The general themes of Parshat Shoftim are the laws of kings, judges and a central authority of justice present with the existence of the Sanhedrin, the Supreme Court of Jewish law.


This is the most debilitating consequence of the exile - the loss of our judges and Supreme Court. If we had a Sanhedrin, disputes among the Jewish people would cease to exist. While free discussion and questioning has always been encouraged in Jewish learning (as the old expression goes, "Two Jews, three opinions"), as long as a Sanhedrin existed, all Jews followed the same law ruled upon by Sanhedrin as the bottom line. There were no separate groups or factions, observing different laws, customs, or philosophies. The Jewish people were united.


Without a central authority, disputes may begin for the "sake of heaven" and with God's law in mind, but all too often, they end with personal, hate-filled arguments and fights. A Jewish people divided is a Jewish people that cannot achieve great accomplishments and brings upon itself terrible suffering. Our internal fighting removes Divine protection from us, which makes us vulnerable for the attack of our enemies. As the Yerushalmi Peah, Chapter 1 says (paraphrased): "Although undeserving, King Achav (an ancient Jewish king) won many wars because the people of his generation were at peace with one another. The opposite is true as well: if Jews fight among themselves, they will lose wars."

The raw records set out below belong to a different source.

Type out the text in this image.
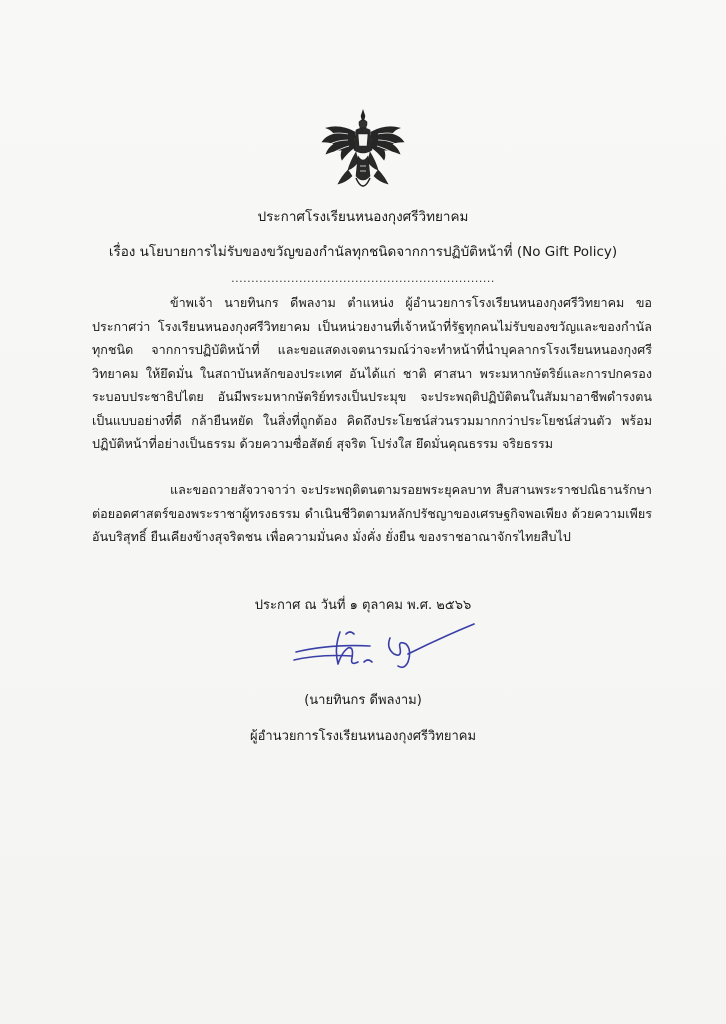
ประกาศโรงเรียนหนองกุงศรีวิทยาคม
เรื่อง นโยบายการไม่รับของขวัญของกำนัลทุกชนิดจากการปฏิบัติหน้าที่ (No Gift Policy)
..................................................................

ข้าพเจ้า นายทินกร ดีพลงาม ตำแหน่ง ผู้อำนวยการโรงเรียนหนองกุงศรีวิทยาคม ขอประกาศว่า โรงเรียนหนองกุงศรีวิทยาคม เป็นหน่วยงานที่เจ้าหน้าที่รัฐทุกคนไม่รับของขวัญและของกำนัลทุกชนิด จากการปฏิบัติหน้าที่ และขอแสดงเจตนารมณ์ว่าจะทำหน้าที่นำบุคลากรโรงเรียนหนองกุงศรีวิทยาคม ให้ยึดมั่น ในสถาบันหลักของประเทศ อันได้แก่ ชาติ ศาสนา พระมหากษัตริย์และการปกครองระบอบประชาธิปไตย อันมีพระมหากษัตริย์ทรงเป็นประมุข จะประพฤติปฏิบัติตนในสัมมาอาชีพดำรงตนเป็นแบบอย่างที่ดี กล้ายืนหยัด ในสิ่งที่ถูกต้อง คิดถึงประโยชน์ส่วนรวมมากกว่าประโยชน์ส่วนตัว พร้อมปฏิบัติหน้าที่อย่างเป็นธรรม ด้วยความซื่อสัตย์ สุจริต โปร่งใส ยึดมั่นคุณธรรม จริยธรรม

และขอถวายสัจวาจาว่า จะประพฤติตนตามรอยพระยุคลบาท สืบสานพระราชปณิธานรักษา ต่อยอดศาสตร์ของพระราชาผู้ทรงธรรม ดำเนินชีวิตตามหลักปรัชญาของเศรษฐกิจพอเพียง ด้วยความเพียร อันบริสุทธิ์ ยืนเคียงข้างสุจริตชน เพื่อความมั่นคง มั่งคั่ง ยั่งยืน ของราชอาณาจักรไทยสืบไป

ประกาศ ณ วันที่ ๑ ตุลาคม พ.ศ. ๒๕๖๖
(นายทินกร ดีพลงาม)
ผู้อำนวยการโรงเรียนหนองกุงศรีวิทยาคม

This is what we mean in the Shemoneh Esrai prayer, 11th blessing:

"Restore our judges to the influence they once held and our advisers to the prestige they had in earlier times, and thereby remove sorrow and groans."

All of our sorrows and groans result from discord and fighting, and our fighting comes as a result of the lack of central authority governing Jewish law and practice. This is why non-existence of the Sanhedrin is perhaps the most debilitating consequence of the exile.


We have expressed here the pains and sorrows of the exile. Let us live to see the joys and jubilation of the redemption, speedily and soon.